Datasets

GNNGraphs.jl doesn't come with its own datasets, but leverages those available in the Julia (and non-Julia) ecosystem.

MLDatasets.jl

Some of the examples in the GraphNeuralNetworks.jl repository make use of the MLDatasets.jl package. There you will find common graph datasets such as Cora, PubMed, Citeseer, TUDataset and many others. For graphs with static structures and temporal features, datasets such as METRLA, PEMSBAY, ChickenPox, and WindMillEnergy are available. For graphs featuring both temporal structures and temporal features, the TemporalBrains dataset is suitable.

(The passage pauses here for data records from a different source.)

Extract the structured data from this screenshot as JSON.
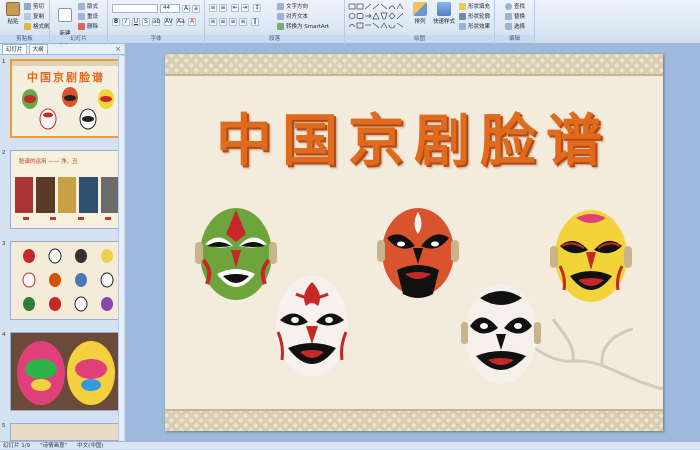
{
  "ribbon": {
    "clipboard": {
      "group": "剪贴板",
      "paste": "粘贴",
      "cut": "剪切",
      "copy": "复制",
      "format_painter": "格式刷"
    },
    "slides": {
      "group": "幻灯片",
      "new_slide": "新建\n幻灯片",
      "layout": "版式",
      "reset": "重设",
      "delete": "删除"
    },
    "font": {
      "group": "字体",
      "size": "44"
    },
    "paragraph": {
      "group": "段落",
      "text_direction": "文字方向",
      "align_text": "对齐文本",
      "smartart": "转换为 SmartArt"
    },
    "drawing": {
      "group": "绘图",
      "arrange": "排列",
      "quick_styles": "快速样式",
      "shape_fill": "形状填充",
      "shape_outline": "形状轮廓",
      "shape_effects": "形状效果"
    },
    "editing": {
      "group": "编辑",
      "find": "查找",
      "replace": "替换",
      "select": "选择"
    }
  },
  "panel": {
    "tab_slides": "幻灯片",
    "tab_outline": "大纲",
    "close": "×"
  },
  "thumbnails": [
    {
      "num": "1",
      "title": "中国京剧脸谱",
      "selected": true
    },
    {
      "num": "2",
      "title": "脸谱的运用 —— 净、丑",
      "selected": false
    },
    {
      "num": "3",
      "title": "",
      "selected": false
    },
    {
      "num": "4",
      "title": "",
      "selected": false
    },
    {
      "num": "5",
      "title": "",
      "selected": false
    }
  ],
  "slide": {
    "title": "中国京剧脸谱"
  },
  "status": {
    "slide_info": "幻灯片 1/9",
    "theme": "\"诗情画意\"",
    "language": "中文(中国)"
  },
  "colors": {
    "title": "#e06a1e",
    "selection": "#f29b2e",
    "ribbon": "#dbe6f4"
  }
}
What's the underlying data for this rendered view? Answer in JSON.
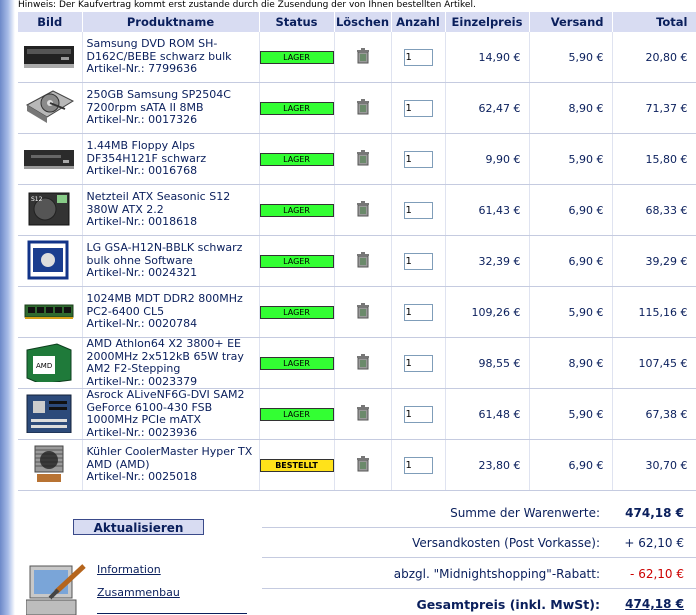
{
  "hinweis": "Hinweis: Der Kaufvertrag kommt erst zustande durch die Zusendung der von Ihnen bestellten Artikel.",
  "columns": {
    "bild": "Bild",
    "produktname": "Produktname",
    "status": "Status",
    "loeschen": "Löschen",
    "anzahl": "Anzahl",
    "einzelpreis": "Einzelpreis",
    "versand": "Versand",
    "total": "Total"
  },
  "items": [
    {
      "name": "Samsung DVD ROM SH-D162C/BEBE schwarz bulk",
      "artnr": "Artikel-Nr.: 7799636",
      "status": "LAGER",
      "qty": "1",
      "einzelpreis": "14,90 €",
      "versand": "5,90 €",
      "total": "20,80 €",
      "image": "dvd-drive"
    },
    {
      "name": "250GB Samsung SP2504C 7200rpm sATA II 8MB",
      "artnr": "Artikel-Nr.: 0017326",
      "status": "LAGER",
      "qty": "1",
      "einzelpreis": "62,47 €",
      "versand": "8,90 €",
      "total": "71,37 €",
      "image": "hard-disk"
    },
    {
      "name": "1.44MB Floppy Alps DF354H121F schwarz",
      "artnr": "Artikel-Nr.: 0016768",
      "status": "LAGER",
      "qty": "1",
      "einzelpreis": "9,90 €",
      "versand": "5,90 €",
      "total": "15,80 €",
      "image": "floppy-drive"
    },
    {
      "name": "Netzteil ATX Seasonic S12 380W ATX 2.2",
      "artnr": "Artikel-Nr.: 0018618",
      "status": "LAGER",
      "qty": "1",
      "einzelpreis": "61,43 €",
      "versand": "6,90 €",
      "total": "68,33 €",
      "image": "power-supply"
    },
    {
      "name": "LG GSA-H12N-BBLK schwarz bulk ohne Software",
      "artnr": "Artikel-Nr.: 0024321",
      "status": "LAGER",
      "qty": "1",
      "einzelpreis": "32,39 €",
      "versand": "6,90 €",
      "total": "39,29 €",
      "image": "lg-box"
    },
    {
      "name": "1024MB MDT DDR2 800MHz PC2-6400 CL5",
      "artnr": "Artikel-Nr.: 0020784",
      "status": "LAGER",
      "qty": "1",
      "einzelpreis": "109,26 €",
      "versand": "5,90 €",
      "total": "115,16 €",
      "image": "ram-module"
    },
    {
      "name": "AMD Athlon64 X2 3800+ EE 2000MHz 2x512kB 65W tray AM2 F2-Stepping",
      "artnr": "Artikel-Nr.: 0023379",
      "status": "LAGER",
      "qty": "1",
      "einzelpreis": "98,55 €",
      "versand": "8,90 €",
      "total": "107,45 €",
      "image": "cpu-box"
    },
    {
      "name": "Asrock ALiveNF6G-DVI SAM2 GeForce 6100-430 FSB 1000MHz PCIe mATX",
      "artnr": "Artikel-Nr.: 0023936",
      "status": "LAGER",
      "qty": "1",
      "einzelpreis": "61,48 €",
      "versand": "5,90 €",
      "total": "67,38 €",
      "image": "mainboard"
    },
    {
      "name": "Kühler CoolerMaster Hyper TX AMD (AMD)",
      "artnr": "Artikel-Nr.: 0025018",
      "status": "BESTELLT",
      "qty": "1",
      "einzelpreis": "23,80 €",
      "versand": "6,90 €",
      "total": "30,70 €",
      "image": "cpu-cooler"
    }
  ],
  "update_button": "Aktualisieren",
  "links": {
    "information": "Information",
    "zusammenbau": "Zusammenbau"
  },
  "summary": {
    "warenwerte_label": "Summe der Warenwerte:",
    "warenwerte_value": "474,18 €",
    "versand_label": "Versandkosten (Post Vorkasse):",
    "versand_value": "+ 62,10 €",
    "rabatt_label": "abzgl. \"Midnightshopping\"-Rabatt:",
    "rabatt_value": "- 62,10 €",
    "gesamt_label": "Gesamtpreis (inkl. MwSt):",
    "gesamt_value": "474,18 €"
  },
  "colors": {
    "header_bg": "#d8dcf2",
    "text": "#0a1f5c",
    "lager": "#33ff33",
    "bestellt": "#ffe21a",
    "discount": "#cc0000"
  }
}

GraphNeuralNetworks.jl provides the mldataset2gnngraph method for interfacing with MLDatasets.jl.

PyGDatasets.jl

The package PyGDatasets.jl makes available to Julia users the datasets from the pytorch geometric library.

PyGDatasets' datasets are compatible with GNNGraphs, so no additional conversion is needed.

julia> using PyGDatasets

julia> dataset = load_dataset("TUDataset", name="MUTAG")
TUDataset(MUTAG) - InMemoryGNNDataset
  num_graphs: 188
  node_features: [:x]
  edge_features: [:edge_attr]
  graph_features: [:y]
  root: /Users/carlo/.julia/scratchspaces/44f67abd-f36e-4be4-bfe5-65f468a62b3d/datasets/TUDataset

julia> g = dataset[1]
GNNGraph:
  num_nodes: 17
  num_edges: 38
  ndata:
    x = 7×17 Matrix{Float32}
  edata:
    edge_attr = 4×38 Matrix{Float32}
  gdata:
    y = 1-element Vector{Int64}

julia> using MLUtils: DataLoader

julia> data_loader = DataLoader(dataset, batch_size=32);

PyGDatasets is based on PythonCall.jl. It carries over some heavy dependencies such as python, pytorch and pytorch geometric.